第12話 杞憂と迷い 【真司】【静夏】
【真司】視点
「昨日、千本鳥居の時、一瞬、顔を歪めてたけど、何かあった?」
「え?何もないよ~気のせいじゃない?」
「気のせいか~ならいいや」
俺の杞憂だったようだ。
研究テーマは発表時のお楽しみってことで、お互いに全く知らない。
付き合いだしたばかりでそこまで踏み込んでいないとも思えなくはないが、サプライズ好きの静夏だから「発表時に驚いてもらおう」位に思っているだけだと思う。
勿論、俺もテーマを静夏に教えていないが、二人で観て廻る関係上何処に行きたいか事前に話したが、お互いに研究テーマに必ず見た方が良いものもないので二人の思いで作りの時間として普通に観光することとなっている。
「では出発!!」
「犬っち待って~」
「SGで下の名前呼びにするんだから、これからは俺も下の名前で呼んでくれ」
「わかった・・・真司・・君?」
「君はいらないぞ」
「うん分った!真司!!」
思いがけないことで俺の目標の1つ、「下の名前呼び」を達成した。
SG事態にはまだ納得できないが、この件はSGの御陰であることは間違いない。
SGさえ無ければ今回の旅行はもっと素晴らしいものになっていたはずだから、SG発案者の仁には絶対に感謝しない。
千本鳥居に感謝しておこう。
「それで、樹とはどんな事話したんだ?」
「え~彼女といる時に他の人の事とか・・・しかも男の子が男の子と聞く・・・BLだBLだ!!」
「いやいや、話の流れ的にBLじゃなく嫉妬でしょ!!」
「ふ~ん嫉妬してくれるんだ~」
「勿論、俺は静夏の事大好きだからな~樹と言えど嫉妬する」
「あ・り・が・と」
とても嬉しそうに恥ずかしそうにお礼の言葉を述べる静夏・・・尊い。
この二日間の俺は他のメンバーから見ても浮かれて舞い上がっていたことは間違いない。
「「春だよね~」」等と言って残りの二人の女性陣に揶揄われてしまった。
【静夏】視点
真司に千本鳥居の時の私の迷いを見透かされていないか不安が過った。
私の一瞬の変化を気が付くほど、真司は私のことを見てくれていると思うと嬉しさが込み上げてくるが、仁君への想いを捨て切れていないであろう私の中途半端な迷いが私の心に重石を乗せた。
樹っちとのことを聞いてくる真司、同盟を持ち掛けた私の心に更に重石を乗せる。
誤魔化す様にBLと揶揄ると「嫉妬」と真司はハッキリと言った。
仁君を想う時の熱く焦がされるようなものではなく、心から染み出すような温かい熱の様なもので私は包まれる。
言葉にすると「安らぎ」とでも言うのだろうか?
仁君への想いは何と言葉にすればいいのだろう・・・
言葉で相手に伝えられないのは理解していないからと聞いたことがある。
勉強の事ではあるが、仁君への想いも言葉に出来ないと言う事は私の中で理解していないのだろう。

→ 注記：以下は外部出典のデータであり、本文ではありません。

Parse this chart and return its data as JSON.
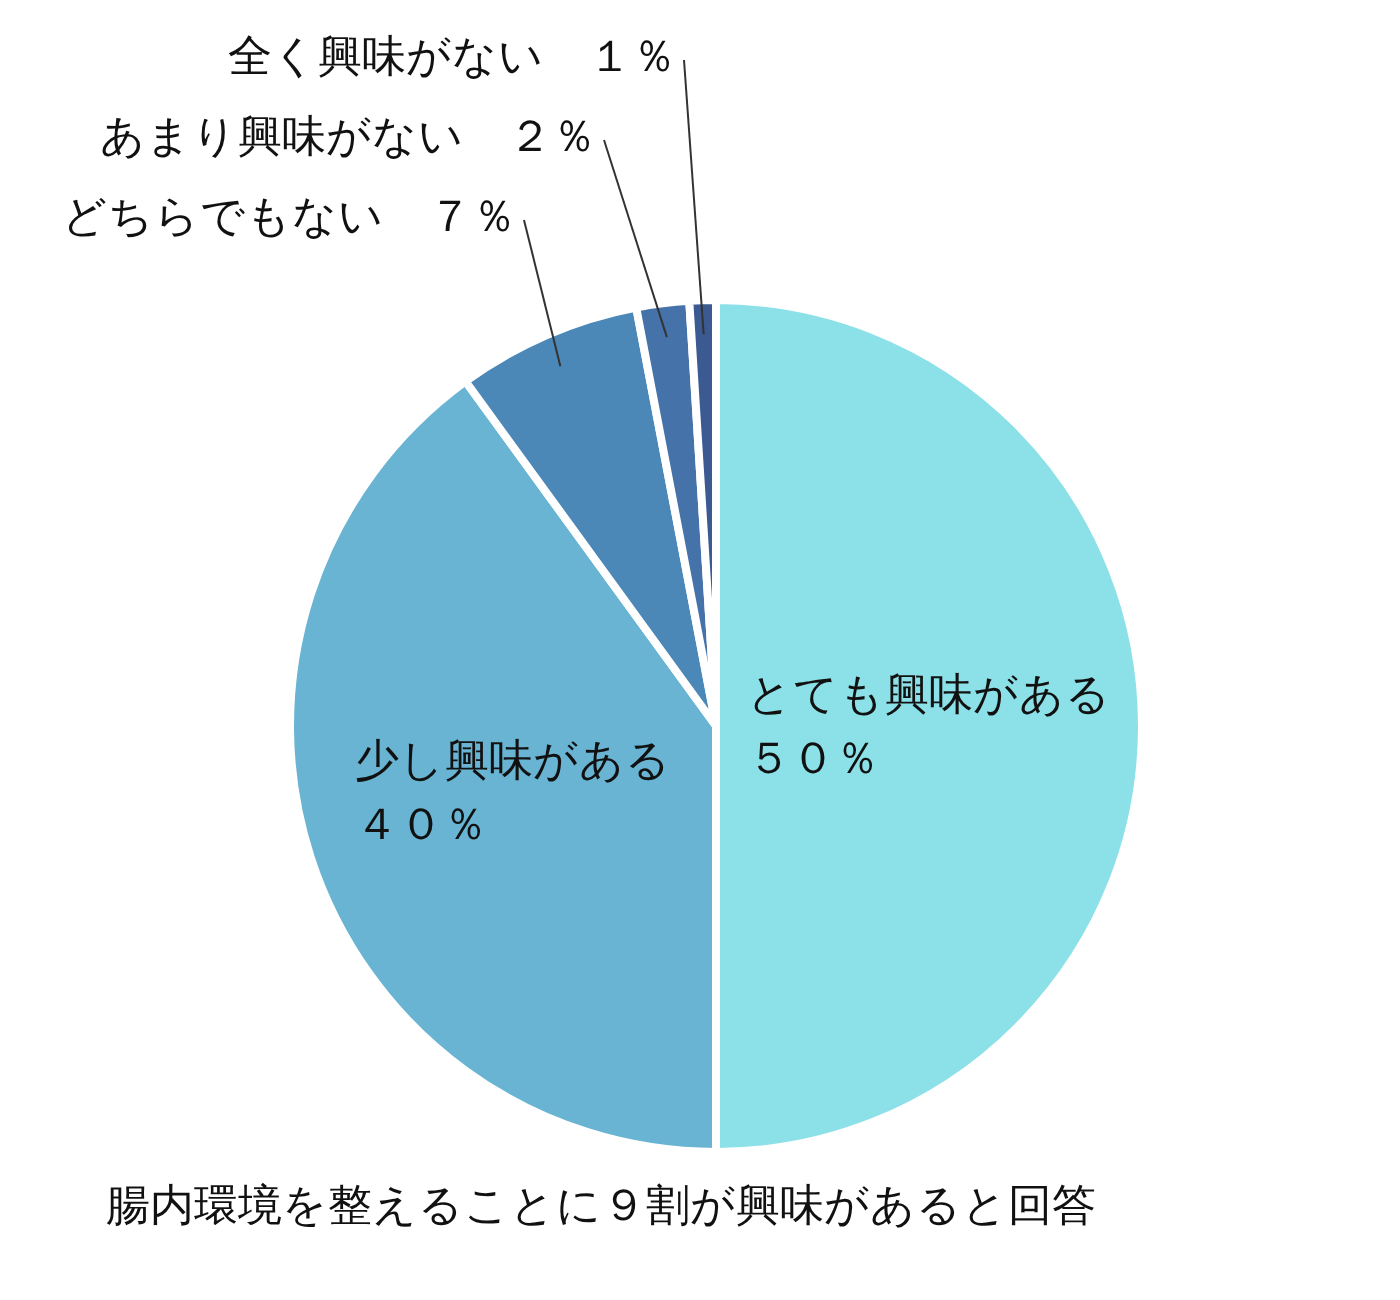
{
  "chart_data": {
    "type": "pie",
    "categories": [
      "とても興味がある",
      "少し興味がある",
      "どちらでもない",
      "あまり興味がない",
      "全く興味がない"
    ],
    "values": [
      50,
      40,
      7,
      2,
      1
    ],
    "value_labels": [
      "５０％",
      "４０％",
      "７％",
      "２％",
      "１％"
    ],
    "colors": [
      "#8ce0e8",
      "#69b4d3",
      "#4b88b8",
      "#4572a8",
      "#3b5a92"
    ],
    "annotations": [
      "腸内環境を整えることに９割が興味があると回答"
    ],
    "legend": false
  }
}
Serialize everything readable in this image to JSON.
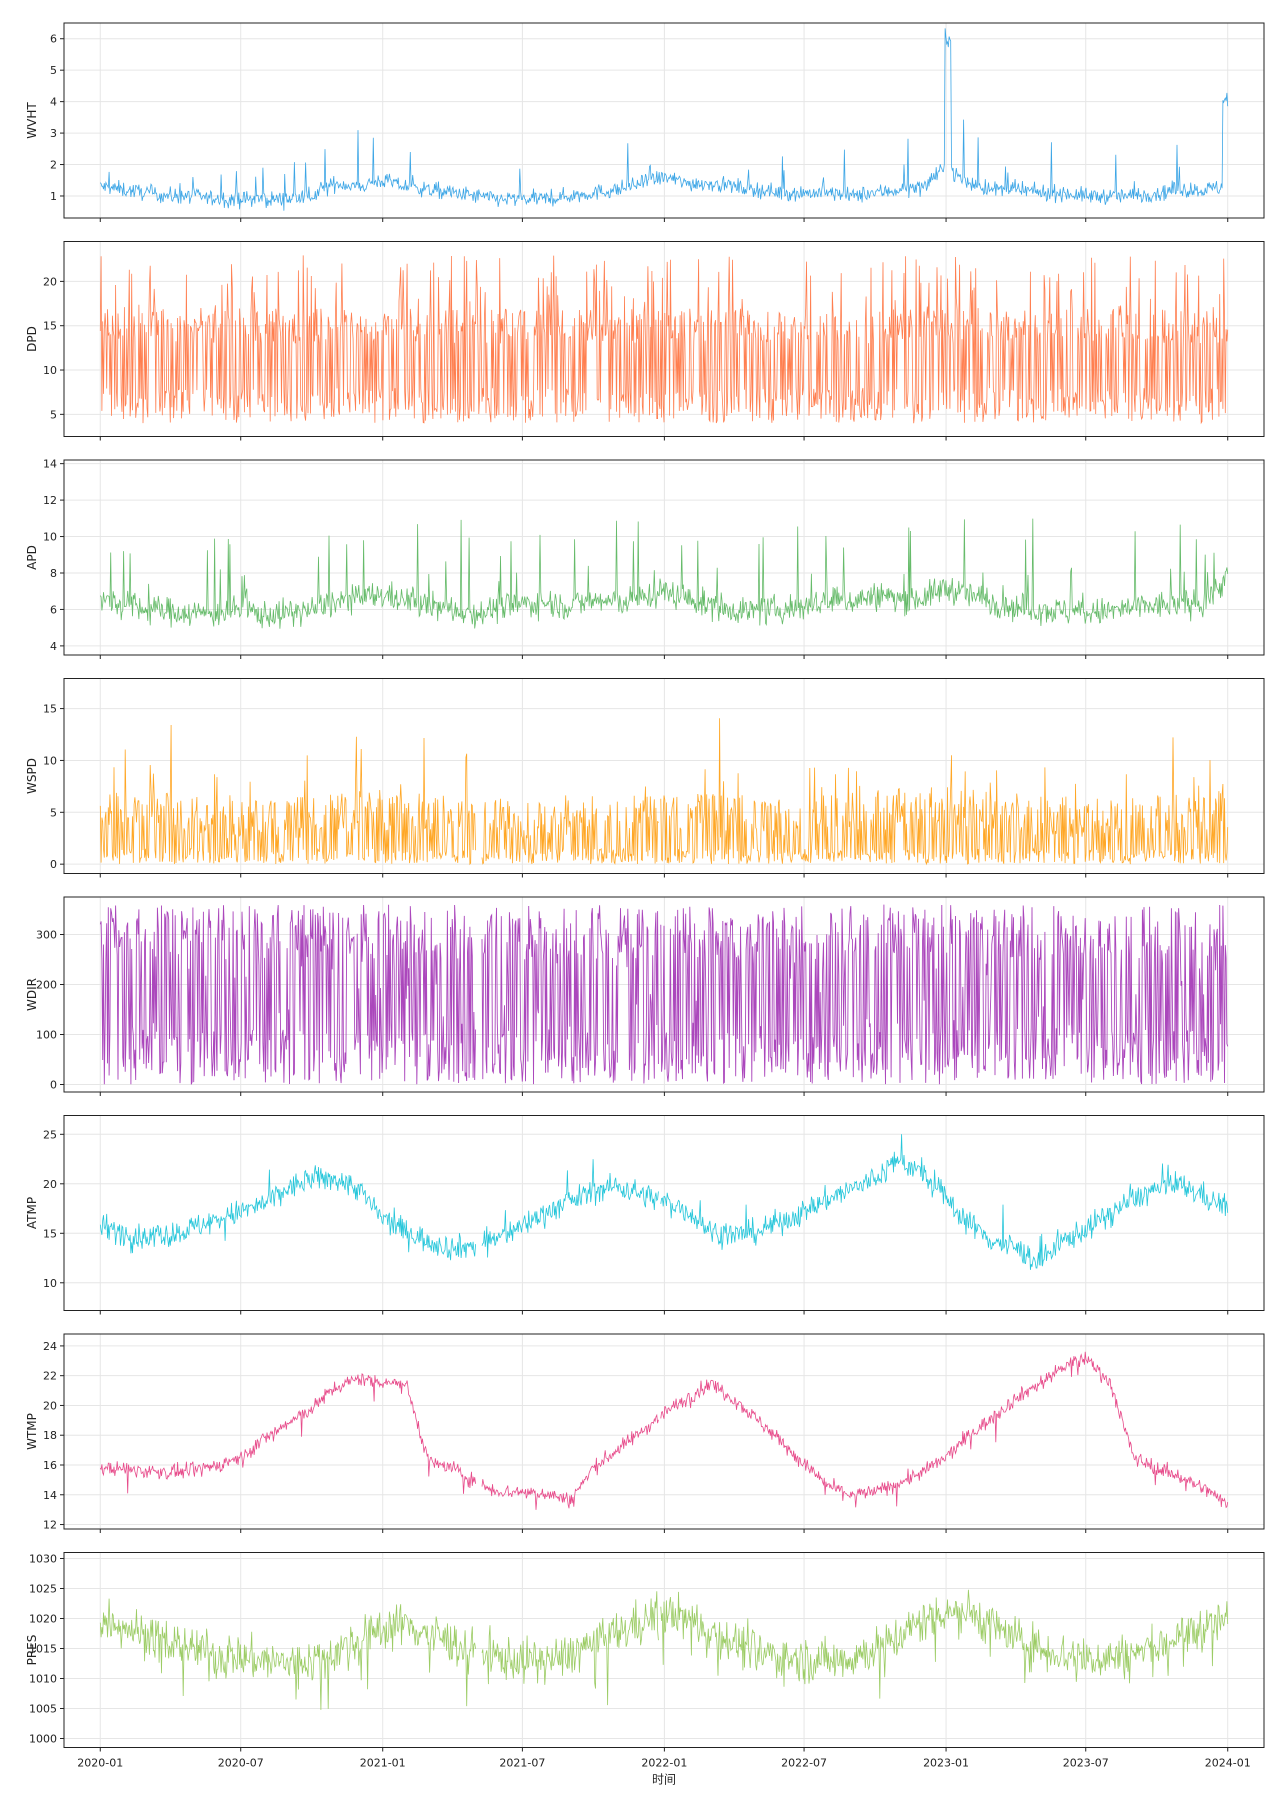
{
  "chart_data": {
    "type": "line",
    "xlabel": "时间",
    "x_ticks": [
      "2020-01",
      "2020-07",
      "2021-01",
      "2021-07",
      "2022-01",
      "2022-07",
      "2023-01",
      "2023-07",
      "2024-01"
    ],
    "x_range": [
      "2020-01",
      "2024-01"
    ],
    "grid": true,
    "panels": [
      {
        "ylabel": "WVHT",
        "color": "#3da6e6",
        "ylim": [
          0.3,
          6.5
        ],
        "yticks": [
          1,
          2,
          3,
          4,
          5,
          6
        ],
        "series": [
          {
            "values": [
              1.3,
              1.2,
              1.1,
              1.0,
              1.0,
              0.9,
              0.9,
              0.9,
              0.9,
              1.0,
              1.4,
              1.3,
              1.5,
              1.3,
              1.2,
              1.1,
              1.0,
              0.9,
              0.9,
              0.9,
              1.0,
              1.1,
              1.2,
              1.4,
              1.6,
              1.4,
              1.4,
              1.3,
              1.2,
              1.1,
              1.1,
              1.1,
              1.0,
              1.1,
              1.2,
              1.3,
              1.9,
              1.4,
              1.2,
              1.2,
              1.1,
              1.1,
              1.0,
              1.0,
              1.0,
              1.1,
              1.2,
              1.2,
              1.3
            ]
          }
        ]
      },
      {
        "ylabel": "DPD",
        "color": "#ff7f50",
        "ylim": [
          2.5,
          24.5
        ],
        "yticks": [
          5,
          10,
          15,
          20
        ],
        "series": [
          {
            "values": [
              12,
              11,
              11,
              10,
              10,
              9,
              9,
              11,
              11,
              12,
              12,
              12,
              13,
              12,
              12,
              11,
              10,
              9,
              9,
              10,
              11,
              12,
              12,
              12,
              12,
              12,
              12,
              11,
              10,
              9,
              10,
              10,
              11,
              11,
              12,
              12,
              13,
              12,
              12,
              11,
              10,
              9,
              9,
              10,
              11,
              12,
              12,
              12,
              13
            ]
          }
        ]
      },
      {
        "ylabel": "APD",
        "color": "#66bb6a",
        "ylim": [
          3.5,
          14.2
        ],
        "yticks": [
          4,
          6,
          8,
          10,
          12,
          14
        ],
        "series": [
          {
            "values": [
              6.5,
              6.2,
              6.0,
              5.9,
              5.8,
              5.8,
              6.0,
              5.7,
              5.8,
              6.0,
              6.4,
              6.6,
              6.8,
              6.5,
              6.2,
              6.0,
              5.8,
              6.1,
              6.3,
              6.4,
              6.2,
              6.5,
              6.4,
              6.6,
              7.0,
              6.6,
              6.2,
              6.0,
              5.9,
              6.0,
              6.2,
              6.4,
              6.5,
              6.7,
              6.6,
              6.6,
              7.2,
              6.8,
              6.4,
              6.1,
              6.0,
              5.9,
              5.8,
              5.9,
              6.1,
              6.2,
              6.3,
              6.4,
              7.8
            ]
          }
        ]
      },
      {
        "ylabel": "WSPD",
        "color": "#ffa726",
        "ylim": [
          -0.9,
          17.9
        ],
        "yticks": [
          0,
          5,
          10,
          15
        ],
        "series": [
          {
            "values": [
              3.0,
              3.2,
              3.0,
              2.8,
              2.6,
              2.4,
              2.2,
              2.3,
              2.4,
              2.6,
              3.0,
              3.1,
              3.3,
              3.0,
              2.8,
              2.6,
              2.5,
              2.4,
              2.3,
              2.5,
              2.7,
              3.0,
              3.4,
              3.5,
              3.6,
              3.2,
              2.9,
              2.7,
              2.6,
              2.5,
              2.6,
              2.8,
              3.0,
              3.2,
              3.5,
              3.6,
              3.8,
              3.6,
              3.2,
              2.9,
              2.7,
              2.5,
              2.4,
              2.4,
              2.6,
              2.8,
              3.0,
              3.1,
              3.2
            ]
          }
        ]
      },
      {
        "ylabel": "WDIR",
        "color": "#ab47bc",
        "ylim": [
          -15,
          375
        ],
        "yticks": [
          0,
          100,
          200,
          300
        ],
        "series": [
          {
            "values": [
              180,
              175,
              185,
              170,
              190,
              180,
              175,
              185,
              180,
              175,
              180,
              185,
              175,
              180,
              190,
              185,
              175,
              180,
              175,
              185,
              180,
              175,
              180,
              185,
              175,
              180,
              185,
              180,
              175,
              180,
              185,
              175,
              180,
              185,
              180,
              175,
              180,
              185,
              175,
              180,
              185,
              180,
              175,
              180,
              185,
              175,
              180,
              185,
              180
            ]
          }
        ]
      },
      {
        "ylabel": "ATMP",
        "color": "#26c6da",
        "ylim": [
          7.2,
          26.9
        ],
        "yticks": [
          10,
          15,
          20,
          25
        ],
        "series": [
          {
            "values": [
              15.8,
              15.0,
              14.6,
              14.9,
              15.6,
              16.4,
              17.2,
              18.0,
              19.5,
              20.5,
              20.5,
              19.5,
              16.5,
              15.2,
              14.2,
              13.5,
              13.8,
              14.6,
              15.8,
              17.2,
              18.2,
              19.3,
              19.8,
              19.0,
              18.2,
              17.3,
              15.2,
              14.8,
              15.2,
              16.2,
              17.2,
              18.5,
              19.5,
              20.5,
              22.5,
              21.0,
              18.5,
              16.0,
              14.2,
              13.5,
              12.0,
              14.2,
              15.5,
              17.0,
              18.5,
              19.5,
              19.8,
              18.8,
              17.5
            ]
          }
        ]
      },
      {
        "ylabel": "WTMP",
        "color": "#e74c8b",
        "ylim": [
          11.7,
          24.8
        ],
        "yticks": [
          12,
          14,
          16,
          18,
          20,
          22,
          24
        ],
        "series": [
          {
            "values": [
              15.8,
              15.7,
              15.6,
              15.5,
              15.6,
              16.0,
              16.5,
              17.8,
              18.8,
              19.8,
              21.2,
              21.8,
              21.6,
              21.5,
              16.2,
              15.8,
              14.8,
              14.2,
              14.2,
              14.1,
              13.6,
              15.8,
              17.0,
              18.2,
              19.5,
              20.5,
              21.5,
              20.4,
              19.0,
              17.6,
              16.0,
              14.6,
              14.0,
              14.2,
              14.8,
              15.5,
              16.5,
              18.0,
              19.2,
              20.5,
              21.5,
              22.6,
              23.2,
              21.5,
              16.5,
              15.8,
              15.2,
              14.4,
              13.4
            ]
          }
        ]
      },
      {
        "ylabel": "PRES",
        "color": "#9ccc65",
        "ylim": [
          998.5,
          1031
        ],
        "yticks": [
          1000,
          1005,
          1010,
          1015,
          1020,
          1025,
          1030
        ],
        "series": [
          {
            "values": [
              1020,
              1019,
              1017,
              1016,
              1015,
              1014,
              1013.5,
              1013,
              1012.5,
              1013,
              1014.5,
              1016,
              1018.5,
              1019,
              1017.5,
              1016,
              1014.5,
              1013.5,
              1013,
              1013,
              1014,
              1016,
              1017.5,
              1019.5,
              1021,
              1020,
              1018,
              1016,
              1014.5,
              1013.5,
              1013,
              1013,
              1013.5,
              1015,
              1017,
              1019.5,
              1021.5,
              1021,
              1019,
              1016.5,
              1015,
              1014,
              1013.5,
              1013.5,
              1014,
              1015.5,
              1017,
              1018.5,
              1020
            ]
          }
        ]
      }
    ]
  }
}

いまはただ真司の真っ直ぐに向けられる好意に包まれた居たい。
「真司はどうだった?」
「雪美さんと何かある訳ないだろ。」
「そっか~でも下の名前呼び!!彼氏が彼女より先に女友達と名前呼びとか可笑しくない?」
「まぁ可笑しいな~SG自体が可笑しい、いや、狂ってるな」
確かに狂っている。
そして私も狂わされている。
そんなことを考えていると、思い出した様に真司は私に告げた。
「大したことではないけど、雪美さんと取決めをした」
「取決め?」
「そそ、内容は当たり前の事なんだけどな~」
真司はユッキーとの取決めを話してくれた。
【1】 性的行為はしない
SGの意味を無くすような内容だが、トラブル回避には1番効果的だろう。
【2】 恋人らしくお互いが下の名前で呼び合う
1を遵守する代わりに恋人らしくする為に下の名前呼びとしたらしいが、お互いが本当の恋人がいるのに呼び捨てはないだろうとのことで、さん付けで呼び合うこととしたらしい。
【3】 本当の恋人を優先する時は一報する
ユッキーに一言伝えるだけで私を優先する・・・疚しい気持ちがないと言われている様な気がしてチクリとした。
全体のルールとしてしまうとSGの意味を無くしてしまう内容だが、個人の間での結ばれた取決めは何らルール上問題がない。
真司への気持ちが膨らんでいく。
今からでもSGを止めて真司に集中すれば私は本当の幸せを手に入れるのだろうが、もう一人の私が『仁君への想い』を捨てるのかと囁いている。
手に入らないもの程、人間は価値を付けて欲しがる傾向にあるらしい、今の私は正にそれだ。
醜い私の心を隠す様に真司との時間を楽しんでいる。